Keep in mind that the story broke on Saturday, Aug. 27, The Washington Post and the Chicago Tribune editorialized on the matter on Sept. 1, five days later, the Los Angeles Times ran its editorial on Tuesday, and on Wednesday, the New York Times finally weighed in. Were the Times' editorial writers doing extensive research and crafting a masterful editorial? Nope.

In its editorial titled "Time for Answers," after identifying Valerie Plame as a "covert C.I.A. agent" the Times writes: "The revelation tells us something important. But, unfortunately, it is not the answer to the central question in the investigation -- whether there was an organized attempt by the White House to use Mrs. Wilson to discredit or punish her husband, Joseph Wilson. A former diplomat, Mr. Wilson debunked the claim that Saddam Hussein tried to buy uranium from Niger to make nuclear weapons."

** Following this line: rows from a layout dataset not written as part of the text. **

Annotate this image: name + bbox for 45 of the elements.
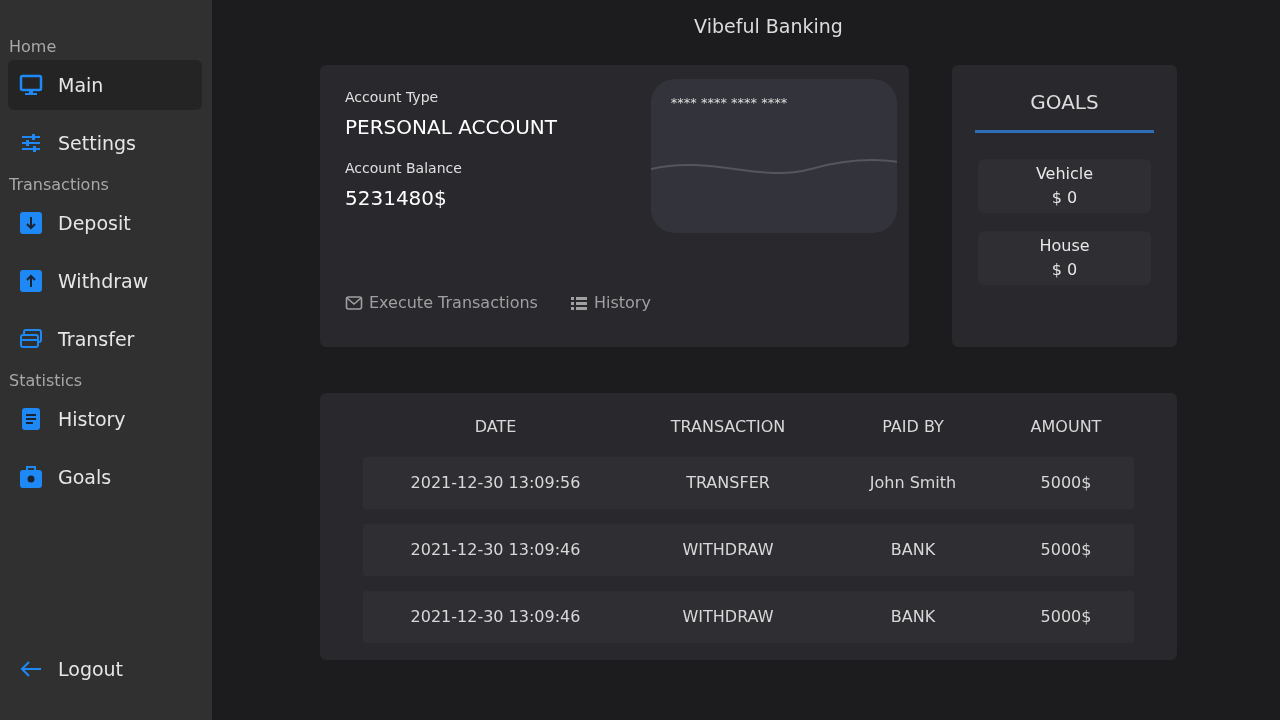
table-cell-text: 2021-12-30 13:09:46	[409, 605, 582, 628]
table-cell-text: BANK	[889, 538, 937, 561]
monitor-icon	[18, 72, 44, 98]
table-cell-text: 5000$	[1039, 538, 1093, 561]
action-link[interactable]: History	[569, 290, 651, 315]
goal-name: House	[1038, 234, 1091, 257]
section-heading: Transactions	[9, 174, 110, 196]
account-type-label: Account Type	[345, 87, 440, 107]
app-title: Vibeful Banking	[693, 14, 844, 39]
goal-name: Vehicle	[1034, 162, 1095, 185]
table-cell-text: John Smith	[868, 471, 958, 494]
account-balance-label: Account Balance	[345, 158, 463, 178]
section-heading: Statistics	[9, 370, 84, 392]
sidebar-item[interactable]: Transfer	[8, 314, 202, 364]
sidebar-item[interactable]: Main	[8, 60, 202, 110]
sidebar-item[interactable]: Goals	[8, 452, 202, 502]
section-heading: Home	[9, 36, 58, 58]
column-header: TRANSACTION	[669, 415, 787, 438]
arrow-down-icon	[18, 210, 44, 236]
column-header: PAID BY	[881, 415, 945, 438]
table-cell-text: WITHDRAW	[681, 605, 775, 628]
card-number: **** **** **** ****	[669, 93, 789, 112]
briefcase-icon	[18, 464, 44, 490]
sidebar-item[interactable]: Settings	[8, 118, 202, 168]
table-cell-text: TRANSFER	[685, 471, 771, 494]
column-header: AMOUNT	[1029, 415, 1103, 438]
table-cell-text: 5000$	[1039, 605, 1093, 628]
table-cell-text: 2021-12-30 13:09:46	[409, 538, 582, 561]
logout-button[interactable]: Logout	[8, 644, 202, 694]
sidebar-item[interactable]: Withdraw	[8, 256, 202, 306]
goal-amount: $ 0	[1050, 186, 1079, 209]
table-cell-text: 5000$	[1039, 471, 1093, 494]
table-cell-text: BANK	[889, 605, 937, 628]
goal-amount: $ 0	[1050, 258, 1079, 281]
table-cell-text: 2021-12-30 13:09:56	[409, 471, 582, 494]
action-link[interactable]: Execute Transactions	[345, 290, 538, 315]
account-type-value: PERSONAL ACCOUNT	[345, 113, 558, 141]
account-balance-value: 5231480$	[345, 184, 448, 212]
goals-title: GOALS	[1029, 88, 1100, 116]
arrow-up-icon	[18, 268, 44, 294]
sidebar-item[interactable]: History	[8, 394, 202, 444]
table-cell-text: WITHDRAW	[681, 538, 775, 561]
column-header: DATE	[473, 415, 518, 438]
envelope-icon	[345, 293, 363, 312]
sidebar-item[interactable]: Deposit	[8, 198, 202, 248]
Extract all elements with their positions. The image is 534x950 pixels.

Yes, it's time for answers -- from the Times. How does it know for certain that Valerie Plame was both "covert" and an "agent"? The source of those claims is her husband, and other major media organizations have withheld judgment. The Washington Post calls Plame merely a "former CIA employee." The Los Angeles Times uses scare quotes when describing the "outing" of Plame. But the Times swallows the Wilson line whole.

The Times also, incredibly, persists in asserting that "Mr. Wilson debunked the claim that Saddam Hussein tried to buy uranium from Niger to make nuclear weapons." Do the Times editorial writers read anything other than their own editorial page?


They're about the only ones who do---somebody's gotta keep the numbers up!